I was diagnosed with Stage 3(c) ovarian cancer (stage 4 is most advanced) in October 2006, aged 35. I had surgery and chemotherapy and am very fortunate to have been in remission since May 2007. My symptoms actually began 5 years prior to my diagnosis.
In 2001 I noticed abdominal bloating and a change in bowel habit (I was rarely ‘normal’). I thought this was due to diet and so began to cut certain foods out; unfortunately nothing changed.
In 2003 I developed pain and tenderness on the right side of my lower abdomen. My GP did a stool test and I was diagnosed with Irritable Bowel Syndrome (IBS). My GP felt this tied in with the bloating and bowel problems.
For 3 more years the bloating and discomfort increased. I regularly visited my GP receiving numerous prescriptions for anti-spasmodic medication without tests.
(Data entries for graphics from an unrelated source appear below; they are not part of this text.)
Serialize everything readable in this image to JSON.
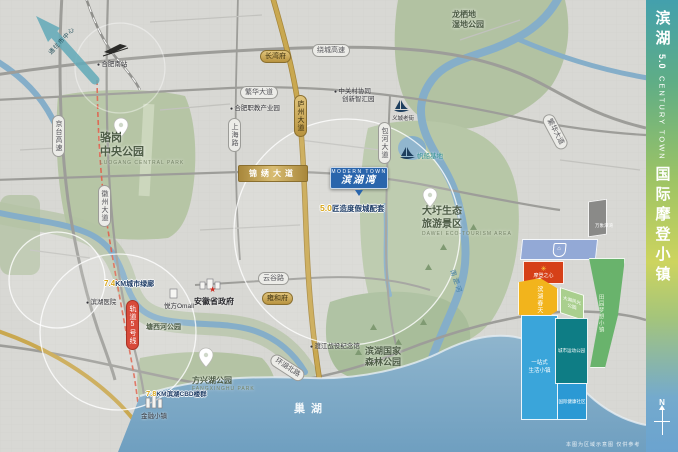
{
  "sidebar": {
    "brand_cn_1": "滨湖",
    "brand_num": "5.0",
    "brand_en": "CENTURY TOWN",
    "brand_cn_2": "国际摩登小镇",
    "compass": "N"
  },
  "project": {
    "flag_en": "MODERN TOWN",
    "flag_cn": "滨湖湾",
    "banner_num": "5.0",
    "banner_text": "匠造度假城配套"
  },
  "banners": {
    "greenway_num": "7.4",
    "greenway_text": "KM城市绿廊",
    "cbd_num": "7.8",
    "cbd_text": "KM滨湖CBD楼群"
  },
  "arrow": {
    "label": "通往市中心"
  },
  "parks": {
    "luogang1": "骆岗",
    "luogang2": "中央公园",
    "luogang_en": "LUOGANG CENTRAL PARK",
    "longqidi1": "龙栖地",
    "longqidi2": "湿地公园",
    "dawei1": "大圩生态",
    "dawei2": "旅游景区",
    "dawei_en": "DAWEI ECO-TOURISM AREA",
    "forest1": "滨湖国家",
    "forest2": "森林公园",
    "fangxing": "方兴湖公园",
    "fangxing_en": "FANGXINGHU PARK",
    "tangxi": "塘西河公园"
  },
  "water": {
    "chaohu": "巢湖",
    "nanfeihe": "南淝河"
  },
  "roads": {
    "raocheng": "绕城高速",
    "fanhua_w": "繁华大道",
    "fanhua_e": "繁华大道",
    "jinxiu": "锦绣大道",
    "yungu": "云谷路",
    "huanhu": "环湖北路",
    "jingtai": "京台高速",
    "huizhou": "徽州大道",
    "luzhou": "庐州大道",
    "shanghai": "上海路",
    "baohe": "包河大道",
    "metro": "轨道5号线"
  },
  "pois": {
    "station": "合肥南站",
    "government": "安徽省政府",
    "hospital": "滨湖医院",
    "mall": "悦方Omall",
    "zgc1": "中关村协同",
    "zgc2": "创新智汇园",
    "vocational": "合肥职教产业园",
    "memorial": "渡江战役纪念馆",
    "yicheng": "义城老街",
    "marina": "帆船基地",
    "finance": "金融小镇"
  },
  "estates": {
    "e1": "长湾府",
    "e2": "雍和府"
  },
  "inset": {
    "side_label": "万象潭湾",
    "red_label": "摩登之心",
    "yellow_label": "滨湖春天",
    "strip_label": "大湖风光公园",
    "green_label": "田园梦想小镇",
    "lightblue1": "一站式",
    "lightblue2": "生活小镇",
    "teal_label": "城市运动公园",
    "medblue_label": "国际健康社区"
  },
  "footer": {
    "disclaimer": "本图为区域示意图 仅供参考"
  },
  "colors": {
    "brand_blue": "#2a65ac",
    "road_gold": "#c3a350",
    "park_green": "#b6c5a5",
    "water_blue": "#85aec9",
    "metro_red": "#dd6a55",
    "sidebar_top": "#43a0ad",
    "sidebar_mid": "#cdd45f",
    "sidebar_bottom": "#6ba3cf"
  }
}
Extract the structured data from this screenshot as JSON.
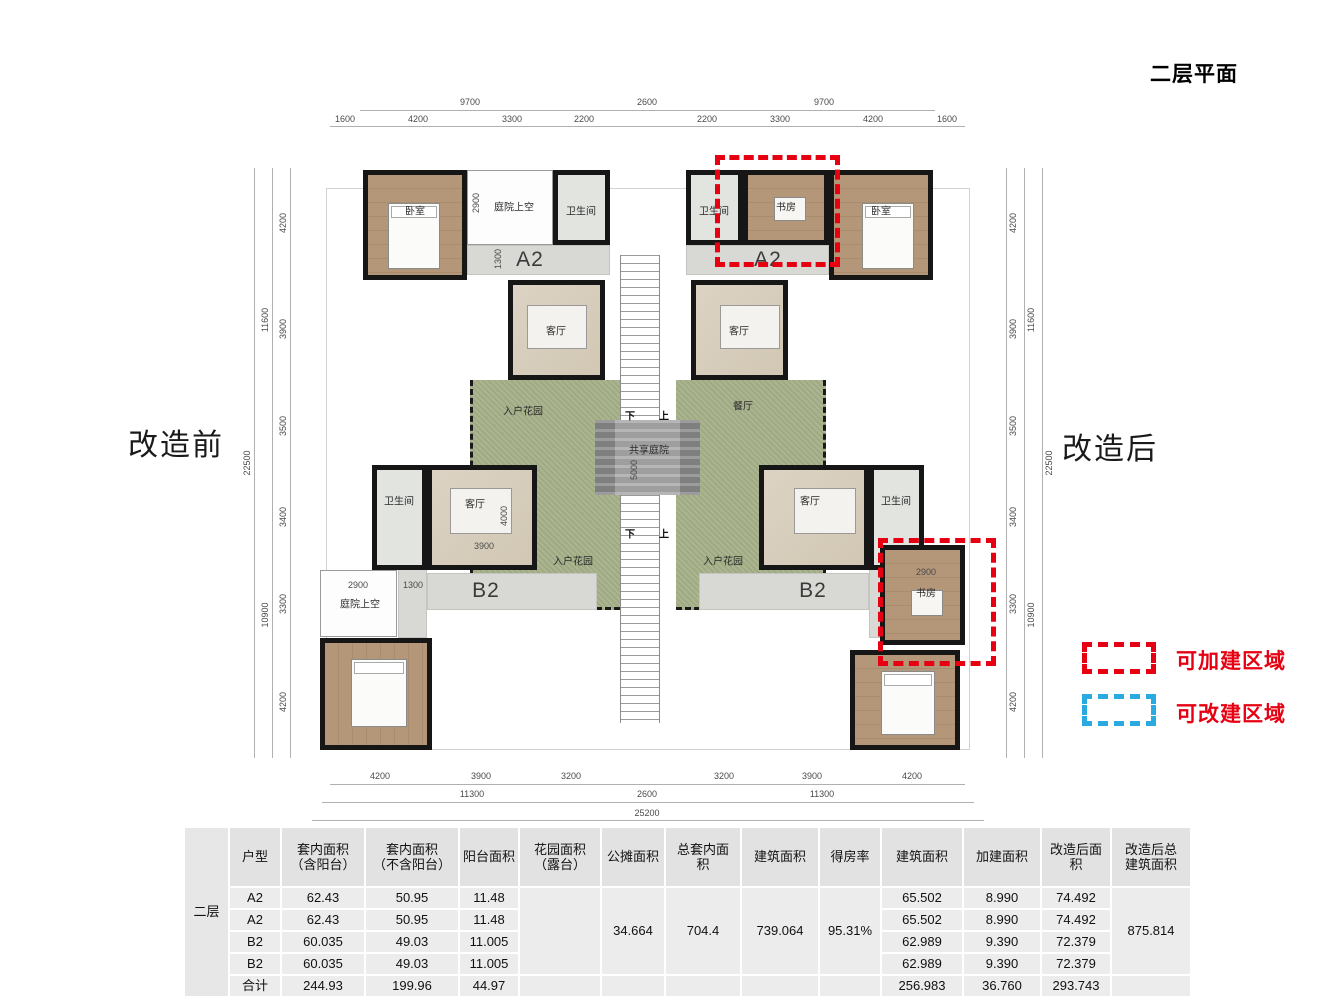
{
  "title": "二层平面",
  "before_label": "改造前",
  "after_label": "改造后",
  "legend": {
    "add_label": "可加建区域",
    "modify_label": "可改建区域",
    "add_color": "#e60012",
    "modify_color": "#29abe2"
  },
  "plan": {
    "units": {
      "a2": "A2",
      "b2": "B2"
    },
    "rooms": {
      "bedroom": "卧室",
      "study": "书房",
      "bath": "卫生间",
      "living": "客厅",
      "dining": "餐厅",
      "entry_garden": "入户花园",
      "courtyard_void": "庭院上空",
      "shared_courtyard": "共享庭院"
    },
    "stairs": {
      "down": "下",
      "up": "上"
    },
    "inner": {
      "void_tl": "2900",
      "hall_tl": "1300",
      "living_bl_h": "4000",
      "living_bl_w": "3900",
      "void_bl": "2900",
      "hall_bl": "1300",
      "study_br": "2900",
      "courtyard_h": "5000"
    },
    "dims": {
      "top_groups": [
        "9700",
        "2600",
        "9700"
      ],
      "top_segs": [
        "1600",
        "4200",
        "3300",
        "2200",
        "2200",
        "3300",
        "4200",
        "1600"
      ],
      "bottom_segs": [
        "4200",
        "3900",
        "3200",
        "3200",
        "3900",
        "4200"
      ],
      "bottom_groups": [
        "11300",
        "2600",
        "11300"
      ],
      "bottom_total": "25200",
      "left_segs": [
        "4200",
        "3900",
        "3500",
        "3400",
        "3300",
        "4200"
      ],
      "left_groups": [
        "11600",
        "10900"
      ],
      "left_total": "22500",
      "right_segs": [
        "4200",
        "3900",
        "3500",
        "3400",
        "3300",
        "4200"
      ],
      "right_groups": [
        "11600",
        "10900"
      ],
      "right_total": "22500"
    }
  },
  "table": {
    "group_label": "二层",
    "headers": [
      "户型",
      "套内面积\n（含阳台）",
      "套内面积\n（不含阳台）",
      "阳台面积",
      "花园面积\n（露台）",
      "公摊面积",
      "总套内面\n积",
      "建筑面积",
      "得房率",
      "建筑面积",
      "加建面积",
      "改造后面\n积",
      "改造后总\n建筑面积"
    ],
    "merged": {
      "shared_area": "34.664",
      "total_inner_area": "704.4",
      "construction_area": "739.064",
      "efficiency": "95.31%",
      "total_after": "875.814"
    },
    "rows": [
      {
        "type": "A2",
        "c1": "62.43",
        "c2": "50.95",
        "c3": "11.48",
        "c9": "65.502",
        "c10": "8.990",
        "c11": "74.492"
      },
      {
        "type": "A2",
        "c1": "62.43",
        "c2": "50.95",
        "c3": "11.48",
        "c9": "65.502",
        "c10": "8.990",
        "c11": "74.492"
      },
      {
        "type": "B2",
        "c1": "60.035",
        "c2": "49.03",
        "c3": "11.005",
        "c9": "62.989",
        "c10": "9.390",
        "c11": "72.379"
      },
      {
        "type": "B2",
        "c1": "60.035",
        "c2": "49.03",
        "c3": "11.005",
        "c9": "62.989",
        "c10": "9.390",
        "c11": "72.379"
      },
      {
        "type": "合计",
        "c1": "244.93",
        "c2": "199.96",
        "c3": "44.97",
        "c9": "256.983",
        "c10": "36.760",
        "c11": "293.743"
      }
    ]
  }
}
Further symptoms developed in July 2006. I couldn’t eat more than a few mouthfuls of food before feeling full. I began losing weight generally whilst my abdomen began to swell. I was initially excited about this as I thought I was pregnant – sadly there was no baby (I had 9l of fluid in my abdomen!).
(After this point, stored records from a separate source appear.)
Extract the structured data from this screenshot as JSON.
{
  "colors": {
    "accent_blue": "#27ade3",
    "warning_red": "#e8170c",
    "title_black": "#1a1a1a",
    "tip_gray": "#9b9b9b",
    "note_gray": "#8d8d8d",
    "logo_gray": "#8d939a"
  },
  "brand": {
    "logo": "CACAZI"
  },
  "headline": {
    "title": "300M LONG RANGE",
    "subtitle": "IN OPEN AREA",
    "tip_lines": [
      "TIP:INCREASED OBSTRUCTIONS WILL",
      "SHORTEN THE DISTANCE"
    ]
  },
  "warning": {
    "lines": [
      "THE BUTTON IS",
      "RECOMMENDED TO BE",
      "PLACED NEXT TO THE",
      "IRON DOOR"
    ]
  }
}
I also experienced right sided back pain. I was a dentist at the time and so thought that the back pain was an occupational hazard!!
I eventually couldn’t stand up straight or lift up my right leg without feeling like I was being stabbed in the right side of my abdomen. I felt ‘fobbed off’ with the IBS diagnosis and went back to my GP requesting that I have tests. On examining me my GP did not argue and I was referred for an ultrasound scan that week.
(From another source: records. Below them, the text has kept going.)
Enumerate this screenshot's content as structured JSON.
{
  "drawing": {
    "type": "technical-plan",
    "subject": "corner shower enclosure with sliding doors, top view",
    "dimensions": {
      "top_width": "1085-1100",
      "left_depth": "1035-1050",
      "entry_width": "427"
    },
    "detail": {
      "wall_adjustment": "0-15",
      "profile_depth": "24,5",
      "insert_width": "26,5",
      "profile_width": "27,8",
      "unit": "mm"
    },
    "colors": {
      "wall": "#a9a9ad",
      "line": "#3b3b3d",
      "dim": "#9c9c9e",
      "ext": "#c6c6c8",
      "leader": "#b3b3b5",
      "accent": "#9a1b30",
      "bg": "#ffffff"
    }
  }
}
My symptoms convinced me that I had a digestive/bowel problem or hepatitis (due to my job). I never thought that this was a gynaecological problem, I was still having a normal monthly period and my hormone levels were normal. Also, having taken the Contraceptive Pill for 15 years I believed this protected me from ovarian cancer.
I would therefore encourage any woman to speak about any symptoms they are worried about with their pharmacists and likewise I urge pharmacists to become more aware of these symptoms as they really can play an important role in the early detection of ovarian cancer. I truly believe that any woman visiting a pharmacy for medication to treat IBS would not mind being questioned about her symptoms if there is even the tiniest chance that ovarian cancer could be caught early. As there is no reliable screening available for ovarian cancer for the general population, I feel that pharmacists are perfectly placed to ask women about their symptoms and advise that they see their GP as it MAY be an ovarian problem.
Please support Ovarian Cancer Awareness Month this March and be alert to and raise awareness of the signs of symptoms of ovarian cancer.